(Bloomberg) -- Palantir Technologies Inc. Chief Executive Officer Alex Karp said the company’s strategy to reach new business clients is working, especially in the US.

“Palantir is growing like a weed in the US. Our products are succeeding,” Karp said in an interview with Bloomberg Television that will air Wednesday. Palantir, which was co-founded by billionaire Peter Thiel, is a Colorado-based data technology company with a market value of about $17 billion. 

Palantir also announced a five-year, $50 million deal Wednesday to provide its data software to Japan’s Sompo Holdings and the group’s related companies. Sompo has been a Palantir customer since 2019 and now uses the data management and intelligence software in its insurance and health care operations. The company will expand its use of Palantir to more employees with deal. 

The arrangement is small in dollar terms – analysts estimated Palantir took in $1.9 billion in revenue in 2022 — but it’s something of a vindication of Palantir’s commercial sales strategy to gain a foothold in large companies and expand. 

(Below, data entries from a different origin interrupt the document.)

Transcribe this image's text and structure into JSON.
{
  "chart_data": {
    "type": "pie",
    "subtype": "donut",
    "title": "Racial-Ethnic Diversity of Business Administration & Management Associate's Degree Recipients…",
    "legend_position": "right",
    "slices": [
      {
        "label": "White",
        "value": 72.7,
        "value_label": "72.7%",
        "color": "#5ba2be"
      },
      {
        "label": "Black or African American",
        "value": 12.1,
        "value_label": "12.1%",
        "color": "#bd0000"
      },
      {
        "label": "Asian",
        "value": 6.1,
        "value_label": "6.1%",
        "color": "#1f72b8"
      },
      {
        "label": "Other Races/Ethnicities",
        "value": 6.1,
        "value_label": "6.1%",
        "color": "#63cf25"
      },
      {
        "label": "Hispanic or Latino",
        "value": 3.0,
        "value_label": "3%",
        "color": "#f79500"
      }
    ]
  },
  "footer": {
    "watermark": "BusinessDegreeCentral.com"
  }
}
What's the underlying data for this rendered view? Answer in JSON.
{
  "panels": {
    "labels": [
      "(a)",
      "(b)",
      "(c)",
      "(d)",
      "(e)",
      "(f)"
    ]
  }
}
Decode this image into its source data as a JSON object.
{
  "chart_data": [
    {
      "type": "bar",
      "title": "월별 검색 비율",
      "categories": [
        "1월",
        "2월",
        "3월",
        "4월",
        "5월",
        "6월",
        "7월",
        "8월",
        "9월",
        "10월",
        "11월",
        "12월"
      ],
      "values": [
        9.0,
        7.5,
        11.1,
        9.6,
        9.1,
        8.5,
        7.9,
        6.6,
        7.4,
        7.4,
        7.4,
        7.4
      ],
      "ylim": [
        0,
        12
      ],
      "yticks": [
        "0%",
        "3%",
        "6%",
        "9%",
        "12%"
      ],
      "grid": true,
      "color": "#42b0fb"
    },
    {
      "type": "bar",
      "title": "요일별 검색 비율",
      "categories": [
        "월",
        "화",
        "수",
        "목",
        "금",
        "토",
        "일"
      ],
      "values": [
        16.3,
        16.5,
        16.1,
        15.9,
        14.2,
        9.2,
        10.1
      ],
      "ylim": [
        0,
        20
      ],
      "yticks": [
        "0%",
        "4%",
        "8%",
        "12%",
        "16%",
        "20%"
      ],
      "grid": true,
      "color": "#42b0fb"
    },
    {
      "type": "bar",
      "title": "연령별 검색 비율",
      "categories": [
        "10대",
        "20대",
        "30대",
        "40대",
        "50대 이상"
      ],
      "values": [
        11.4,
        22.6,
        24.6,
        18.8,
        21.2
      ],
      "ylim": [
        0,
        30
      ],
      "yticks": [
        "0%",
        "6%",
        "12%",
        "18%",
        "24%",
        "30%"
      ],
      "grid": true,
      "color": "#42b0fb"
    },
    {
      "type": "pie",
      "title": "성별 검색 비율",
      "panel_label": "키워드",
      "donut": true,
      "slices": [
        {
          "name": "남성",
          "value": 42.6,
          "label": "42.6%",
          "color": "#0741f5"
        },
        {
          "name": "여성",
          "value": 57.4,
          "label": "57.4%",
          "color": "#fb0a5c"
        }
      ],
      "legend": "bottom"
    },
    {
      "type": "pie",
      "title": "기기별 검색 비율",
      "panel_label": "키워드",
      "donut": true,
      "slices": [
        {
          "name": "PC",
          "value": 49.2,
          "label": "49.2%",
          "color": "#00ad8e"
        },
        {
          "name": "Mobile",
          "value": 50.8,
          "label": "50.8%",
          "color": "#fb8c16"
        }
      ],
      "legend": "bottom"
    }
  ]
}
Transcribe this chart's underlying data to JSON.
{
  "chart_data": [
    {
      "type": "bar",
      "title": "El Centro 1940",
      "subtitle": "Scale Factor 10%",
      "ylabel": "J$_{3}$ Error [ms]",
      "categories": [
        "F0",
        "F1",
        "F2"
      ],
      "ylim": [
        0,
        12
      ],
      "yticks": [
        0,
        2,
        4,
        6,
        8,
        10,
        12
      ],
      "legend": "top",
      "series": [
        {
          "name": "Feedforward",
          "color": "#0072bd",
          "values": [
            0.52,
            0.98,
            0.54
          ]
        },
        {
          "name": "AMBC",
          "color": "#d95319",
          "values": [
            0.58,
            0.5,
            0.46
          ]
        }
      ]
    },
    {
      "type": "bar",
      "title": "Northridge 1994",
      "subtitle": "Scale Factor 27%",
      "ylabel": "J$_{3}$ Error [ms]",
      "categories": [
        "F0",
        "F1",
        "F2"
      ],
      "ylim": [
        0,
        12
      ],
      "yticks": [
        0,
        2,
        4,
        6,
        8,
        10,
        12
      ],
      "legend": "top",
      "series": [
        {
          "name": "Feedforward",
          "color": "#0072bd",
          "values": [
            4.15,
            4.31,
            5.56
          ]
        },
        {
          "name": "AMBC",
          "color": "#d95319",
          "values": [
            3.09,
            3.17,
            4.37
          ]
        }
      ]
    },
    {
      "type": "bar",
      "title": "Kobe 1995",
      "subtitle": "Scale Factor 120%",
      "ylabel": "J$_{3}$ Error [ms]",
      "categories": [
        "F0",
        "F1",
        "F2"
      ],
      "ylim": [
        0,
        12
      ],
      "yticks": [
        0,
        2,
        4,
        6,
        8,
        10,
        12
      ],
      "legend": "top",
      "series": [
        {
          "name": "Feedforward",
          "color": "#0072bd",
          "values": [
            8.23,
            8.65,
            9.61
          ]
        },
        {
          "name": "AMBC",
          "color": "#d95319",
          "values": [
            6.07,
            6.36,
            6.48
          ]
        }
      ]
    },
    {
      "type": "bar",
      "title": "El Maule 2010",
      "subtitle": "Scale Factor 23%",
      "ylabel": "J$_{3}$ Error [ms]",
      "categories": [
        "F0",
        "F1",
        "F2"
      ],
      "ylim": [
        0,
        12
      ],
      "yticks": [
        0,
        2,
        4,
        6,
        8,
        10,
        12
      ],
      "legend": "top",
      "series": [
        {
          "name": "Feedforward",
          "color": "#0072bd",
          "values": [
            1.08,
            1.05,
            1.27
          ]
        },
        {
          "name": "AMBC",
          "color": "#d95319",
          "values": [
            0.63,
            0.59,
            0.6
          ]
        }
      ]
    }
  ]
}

Karp touted Palantir’s progress with commercial clients on Wednesday at a private event located at the company’s former Silicon Valley headquarters. “We’re pretty close to cracking the nut in the US and now we need to expand this” to other countries, he said.

Palantir’s new commercial customers, including J.D. Power and Dish Network Corp., also attended or presented at Wednesday’s event. Palantir is expected to report its year-end financial results on Feb. 13.

Palantir is coming off a tough year, with its shares falling 65% in 2022. That’s a more severe decline than the tech-heavy Nasdaq Composite Index, which fell 33% last year.

The company, now based in Denver, has famously shunned the California tech scene and its politics. “Silicon Valley has obviously failed in its mission to produce technology that’s useful to the world and makes it a better place,” Karp said.